Personal Debt and High Interest LendingApril 19th, 2015
Thank you for contacting me recently regarding personal debt and high interest loans.
I agree we need to promote more sustainable forms of personal lending such as credit unions and to provide greater support and advice for people facing debt problems.
The alarming growth we have seen in the high-interest loan market is further evidence of the current Government’s failure to tackle the cost of living crisis or to build an economy that works for working people. Working people are on average £1,600 worse off under the Tories – this is the first Parliament since the 1920s where living standards have got worse.
A Labour Government will tackle the scourge of household debt by introducing a new levy on payday lenders, using the funds raised to boost low-cost alternatives like credit unions. Labour will also give local authorities the power to restrict the number of payday lenders or other shops that are clustering on a single high street.

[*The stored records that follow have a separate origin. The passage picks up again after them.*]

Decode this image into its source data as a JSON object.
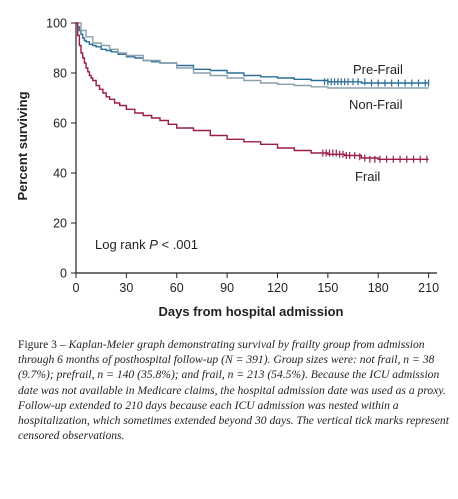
{
  "chart_data": {
    "type": "line",
    "subtype": "kaplan-meier survival curve",
    "xlabel": "Days from hospital admission",
    "ylabel": "Percent surviving",
    "xlim": [
      0,
      215
    ],
    "ylim": [
      0,
      100
    ],
    "xticks": [
      0,
      30,
      60,
      90,
      120,
      150,
      180,
      210
    ],
    "yticks": [
      0,
      20,
      40,
      60,
      80,
      100
    ],
    "grid": false,
    "legend": "inline labels at right ends of curves",
    "annotation": "Log rank P < .001",
    "series": [
      {
        "name": "Pre-Frail",
        "color": "#2a6f97",
        "x": [
          0,
          1,
          2,
          3,
          4,
          5,
          6,
          8,
          10,
          12,
          15,
          18,
          21,
          25,
          30,
          35,
          40,
          45,
          50,
          60,
          70,
          80,
          90,
          100,
          110,
          120,
          130,
          140,
          150,
          160,
          170,
          180,
          190,
          200,
          210
        ],
        "y": [
          100,
          98.5,
          97,
          95.5,
          94,
          93,
          92.5,
          91.5,
          91,
          90.5,
          89.5,
          89,
          88.5,
          87.5,
          86.5,
          86,
          85,
          84.5,
          84,
          83,
          81.5,
          81,
          80,
          79,
          78.5,
          78,
          77.5,
          77,
          76.5,
          76.5,
          76,
          76,
          76,
          76,
          76
        ],
        "censor_x": [
          148,
          150,
          152,
          154,
          156,
          158,
          160,
          162,
          165,
          168,
          172,
          176,
          180,
          184,
          188,
          192,
          196,
          200,
          204,
          208,
          210
        ],
        "censor_y": [
          76.5,
          76.5,
          76.5,
          76.5,
          76.5,
          76.5,
          76.5,
          76.5,
          76.5,
          76.5,
          76.5,
          76,
          76,
          76,
          76,
          76,
          76,
          76,
          76,
          76,
          76
        ]
      },
      {
        "name": "Non-Frail",
        "color": "#8aa1ac",
        "x": [
          0,
          3,
          6,
          10,
          15,
          20,
          25,
          30,
          40,
          50,
          60,
          70,
          80,
          90,
          100,
          110,
          120,
          130,
          140,
          150,
          160,
          170,
          180,
          190,
          200,
          210
        ],
        "y": [
          100,
          97,
          94.5,
          92,
          91,
          89.5,
          88,
          87,
          85,
          84,
          82,
          80,
          79,
          78,
          77,
          76,
          75.5,
          75,
          74.5,
          74,
          74,
          74,
          74,
          74,
          74,
          74
        ],
        "censor_x": [],
        "censor_y": []
      },
      {
        "name": "Frail",
        "color": "#9b1b4b",
        "x": [
          0,
          1,
          2,
          3,
          4,
          5,
          6,
          7,
          8,
          9,
          10,
          12,
          14,
          16,
          18,
          20,
          23,
          26,
          30,
          35,
          40,
          45,
          50,
          55,
          60,
          70,
          80,
          90,
          100,
          110,
          120,
          130,
          140,
          150,
          160,
          170,
          180,
          190,
          200,
          210
        ],
        "y": [
          100,
          95,
          91,
          88,
          86,
          84,
          82,
          80.5,
          79,
          78,
          77,
          75,
          73.5,
          72,
          70.5,
          69.5,
          68,
          67,
          65.5,
          64,
          63,
          62,
          61,
          59.5,
          58,
          57,
          55,
          53.5,
          52.5,
          51.5,
          50,
          49,
          48,
          47.5,
          47,
          46,
          45.5,
          45.5,
          45.5,
          45.5
        ],
        "censor_x": [
          147,
          149,
          151,
          153,
          155,
          157,
          159,
          161,
          163,
          166,
          169,
          172,
          175,
          178,
          181,
          185,
          189,
          193,
          197,
          201,
          205,
          209
        ],
        "censor_y": [
          48,
          48,
          48,
          48,
          48,
          47.5,
          47.5,
          47,
          47,
          47,
          46.5,
          46,
          45.5,
          45.5,
          45.5,
          45.5,
          45.5,
          45.5,
          45.5,
          45.5,
          45.5,
          45.5
        ]
      }
    ]
  },
  "caption": {
    "label": "Figure 3 –",
    "text": "Kaplan-Meier graph demonstrating survival by frailty group from admission through 6 months of posthospital follow-up (N = 391). Group sizes were: not frail, n = 38 (9.7%); prefrail, n = 140 (35.8%); and frail, n = 213 (54.5%). Because the ICU admission date was not available in Medicare claims, the hospital admission date was used as a proxy. Follow-up extended to 210 days because each ICU admission was nested within a hospitalization, which sometimes extended beyond 30 days. The vertical tick marks represent censored observations."
  }
}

We will make work pay by increasing the National Minimum Wage to over £8 an hour by October 2019, and introducing a lower 10p starting rate of tax. We will promote the living wage with tax breaks for those companies that sign up to become living wage employers, requiring listed companies to report on whether they pay a living wage, and tackle insecurity at work by banning exploitative zero-hours contracts.
I know how strongly many local people feel about this issue and that organisations such as Step Change have helped highlight the need for much greater action to prevent personal debt and improve debt advice services. I believe we need a Labour Government to address this and to build an economy where people are not drawn into the arms of high-interest lenders.
Thank you once again for writing to me and for sharing your views.